Kaynak : Memurlar.Net - Özel
Haber Giriş : 21 Mayıs 2023 00:10, Son Güncelleme : 09 Mayıs 2023 10:03
Bağlı kuruluş daire başkanına fazla ödenen ücret ve tazminatlara ilişkin 34 karar

İşte o kararlardan bir tanesi.

375 sayılı KHK'ya ekli (II) sayılı Cetvelin (8) inci sırasında kimler sayılıyor

Atatürk Kültür, Dil ve Tarih Yüksek Kurumu Genel Sekreteri ve Denetleme Kurulu Üyesi, Çalışma ve Sosyal Güvenlik Eğitim ve Araştırma Merkezi I. Hukuk Müşaviri ve Başkan Yardımcısı, Daire Başkanı, Milli Eğitim Bakanlığı, Milli Güvenlik Kurulu Genel Sekreterliği ve Gelir İdaresi Başkanlığı Grup Başkanları, Mushafları İnceleme ve Kıraat Kurulu üyesi, Özelleştirme İdaresi Başkanlığı Proje Grup Başkanı, Sosyal Güvenlik Kurumu Eğitim, Araştırma ve Geliştirme Merkezi Başkanı, Üniversitelerarası Kurul Genel Sekreteri Din İşleri Yüksek Kurulu Sekreteri

Devlet Personel Başkanlığı ve BÜMKO Görüşleri çelişmiştir

Devlet Personel Başkanlığının görüş yazısında, "Buraya kadar yapılan tespit ve açıklamaların ışığında, Genel Müdürlüğünüzün Merkez Teşkilatında yer alan Daire Başkanlıklarının. müstakil olmayan diğer daire başkanlıkları gibi değerlendirilmesinin mümkün bulunmadığı görülmektedir." değerlendirmesi yapılmış olsa da; 375 sayılı Kanun Hükmünde Kararname'nin ek 10 uncu maddesi hükümleri açısından mezkür Başkanlığın görüşü, ücret ve tazminat ödemesine esas alınabilecek bir görüş etkisinde ve niteliğinde değildir.
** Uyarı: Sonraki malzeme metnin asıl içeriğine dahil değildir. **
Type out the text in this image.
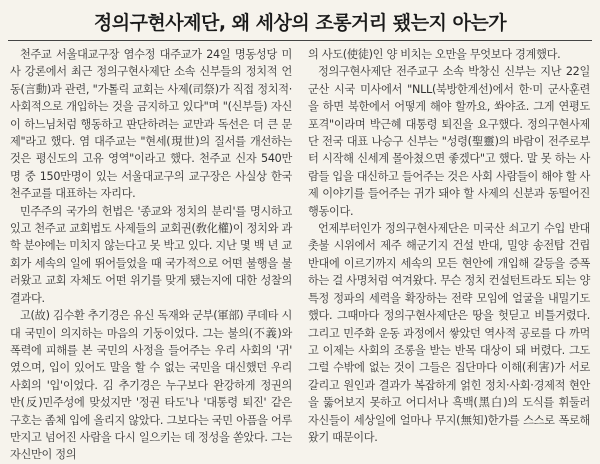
정의구현사제단, 왜 세상의 조롱거리 됐는지 아는가

천주교 서울대교구장 염수정 대주교가 24일 명동성당 미사 강론에서 최근 정의구현사제단 소속 신부들의 정치적 언동(言動)과 관련, "가톨릭 교회는 사제(司祭)가 직접 정치적·사회적으로 개입하는 것을 금지하고 있다"며 "(신부들) 자신이 하느님처럼 행동하고 판단하려는 교만과 독선은 더 큰 문제"라고 했다. 염 대주교는 "현세(現世)의 질서를 개선하는 것은 평신도의 고유 영역"이라고 했다. 천주교 신자 540만명 중 150만명이 있는 서울대교구의 교구장은 사실상 한국 천주교를 대표하는 자리다.

민주주의 국가의 헌법은 '종교와 정치의 분리'를 명시하고 있고 천주교 교회법도 사제들의 교회권(敎化權)이 정치와 과학 분야에는 미치지 않는다고 못 박고 있다. 지난 몇 백 년 교회가 세속의 일에 뛰어들었을 때 국가적으로 어떤 불행을 불러왔고 교회 자체도 어떤 위기를 맞게 됐는지에 대한 성찰의 결과다.

고(故) 김수환 추기경은 유신 독재와 군부(軍部) 쿠데타 시대 국민이 의지하는 마음의 기둥이었다. 그는 불의(不義)와 폭력에 피해를 본 국민의 사정을 들어주는 우리 사회의 '귀' 였으며, 입이 있어도 말을 할 수 없는 국민을 대신했던 우리 사회의 '입'이었다. 김 추기경은 누구보다 완강하게 정권의 반(反)민주성에 맞섰지만 '정권 타도'나 '대통령 퇴진' 같은 구호는 좀체 입에 올리지 않았다. 그보다는 국민 아픔을 어루만지고 넘어진 사람을 다시 일으키는 데 정성을 쏟았다. 그는 자신만이 정의

의 사도(使徒)인 양 비치는 오만을 무엇보다 경계했다.

정의구현사제단 전주교구 소속 박창신 신부는 지난 22일 군산 시국 미사에서 "NLL(북방한계선)에서 한·미 군사훈련을 하면 북한에서 어떻게 해야 할까요, 쏴야죠. 그게 연평도 포격"이라며 박근혜 대통령 퇴진을 요구했다. 정의구현사제단 전국 대표 나승구 신부는 "성령(聖靈)의 바람이 전주로부터 시작해 신세계 몰아쳤으면 좋겠다"고 했다. 말 못 하는 사람들 입을 대신하고 들어주는 것은 사회 사람들이 해야 할 사제 이야기를 들어주는 귀가 돼야 할 사제의 신분과 동떨어진 행동이다.

언제부터인가 정의구현사제단은 미국산 쇠고기 수입 반대 촛불 시위에서 제주 해군기지 건설 반대, 밀양 송전탑 건립 반대에 이르기까지 세속의 모든 현안에 개입해 갈등을 증폭하는 걸 사명처럼 여겨왔다. 무슨 정치 컨설턴트라도 되는 양 특정 정파의 세력을 확장하는 전략 모임에 얼굴을 내밀기도 했다. 그때마다 정의구현사제단은 땅을 헛딛고 비틀거렸다. 그리고 민주화 운동 과정에서 쌓았던 역사적 공로를 다 까먹고 이제는 사회의 조롱을 받는 반목 대상이 돼 버렸다. 그도 그럴 수밖에 없는 것이 그들은 집단마다 이해(利害)가 서로 갈리고 원인과 결과가 복잡하게 얽힌 정치·사회·경제적 현안을 뚫어보지 못하고 어디서나 흑백(黑白)의 도식를 휘둘러 자신들이 세상일에 얼마나 무지(無知)한가를 스스로 폭로해 왔기 때문이다.
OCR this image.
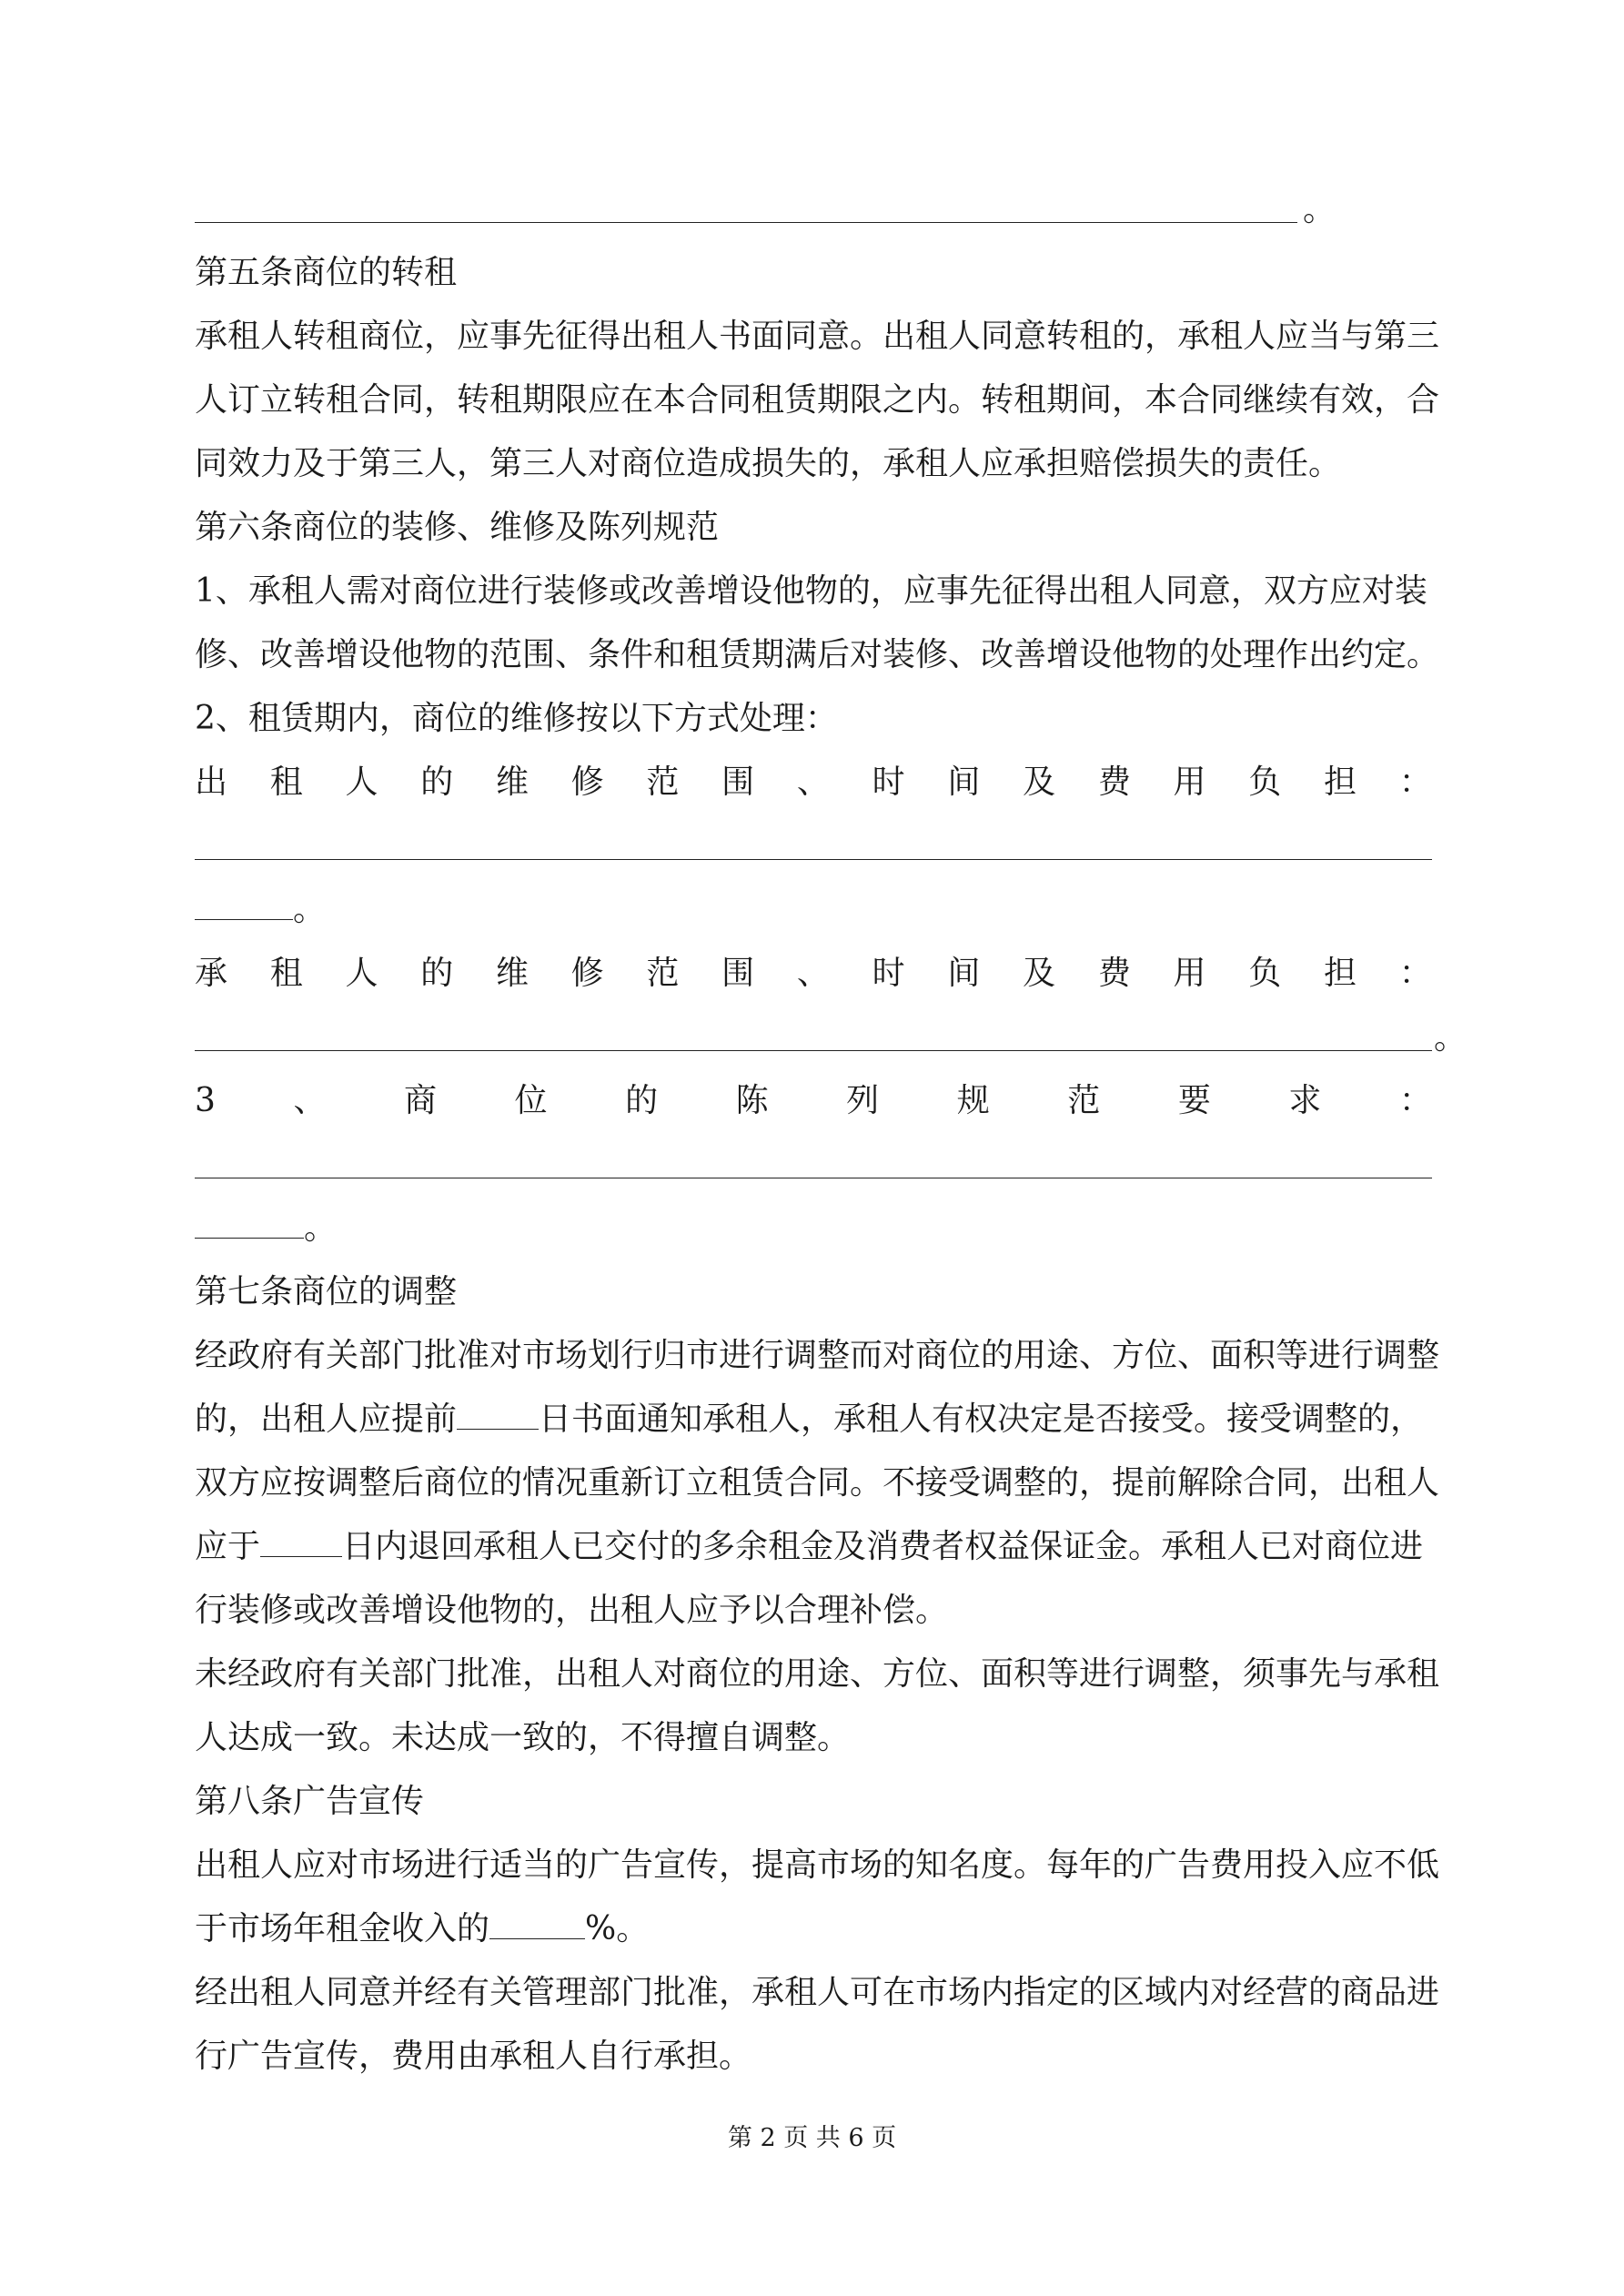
。
第五条商位的转租
承租人转租商位，应事先征得出租人书面同意。出租人同意转租的，承租人应当与第三
人订立转租合同，转租期限应在本合同租赁期限之内。转租期间，本合同继续有效，合
同效力及于第三人，第三人对商位造成损失的，承租人应承担赔偿损失的责任。
第六条商位的装修、维修及陈列规范
1、承租人需对商位进行装修或改善增设他物的，应事先征得出租人同意，双方应对装
修、改善增设他物的范围、条件和租赁期满后对装修、改善增设他物的处理作出约定。
2、租赁期内，商位的维修按以下方式处理：
出 租 人 的 维 修 范 围 、 时 间 及 费 用 负 担 ：
。
承 租 人 的 维 修 范 围 、 时 间 及 费 用 负 担 ：
。
3 、 商 位 的 陈 列 规 范 要 求 ：
。
第七条商位的调整
经政府有关部门批准对市场划行归市进行调整而对商位的用途、方位、面积等进行调整
的，出租人应提前	日书面通知承租人，承租人有权决定是否接受。接受调整的，
双方应按调整后商位的情况重新订立租赁合同。不接受调整的，提前解除合同，出租人
应于	日内退回承租人已交付的多余租金及消费者权益保证金。承租人已对商位进
行装修或改善增设他物的，出租人应予以合理补偿。
未经政府有关部门批准，出租人对商位的用途、方位、面积等进行调整，须事先与承租
人达成一致。未达成一致的，不得擅自调整。
第八条广告宣传
出租人应对市场进行适当的广告宣传，提高市场的知名度。每年的广告费用投入应不低
于市场年租金收入的	%。
经出租人同意并经有关管理部门批准，承租人可在市场内指定的区域内对经营的商品进
行广告宣传，费用由承租人自行承担。
第 2 页 共 6 页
Maliye Bakanlığı Bütçe ve Mali Kontrol Genel Müdürlüğünün görüşü ise hem veriliş tarihi olarak hem de hüküm kurma yetkisi anlamında daha önceliklidir. Bu durumda, ilgili mevzuatında tereddütlü hususları açıklığa kavuşturma hususunda yetkili kılınmayan kamu idaresinin ödemeyle ilgili herhangi bir değerlendirme de yapılmayan görüşüne göre işlem tesis edilmesi açıkça mevzuatına aykırı olup, söz konusu görüş yazısının Maliye Bakanlığı Bütçe ve Mali Kontrol Genel Müdürlüğünün görüşü yerine tercih edilmesi hukuken isabetli değildir.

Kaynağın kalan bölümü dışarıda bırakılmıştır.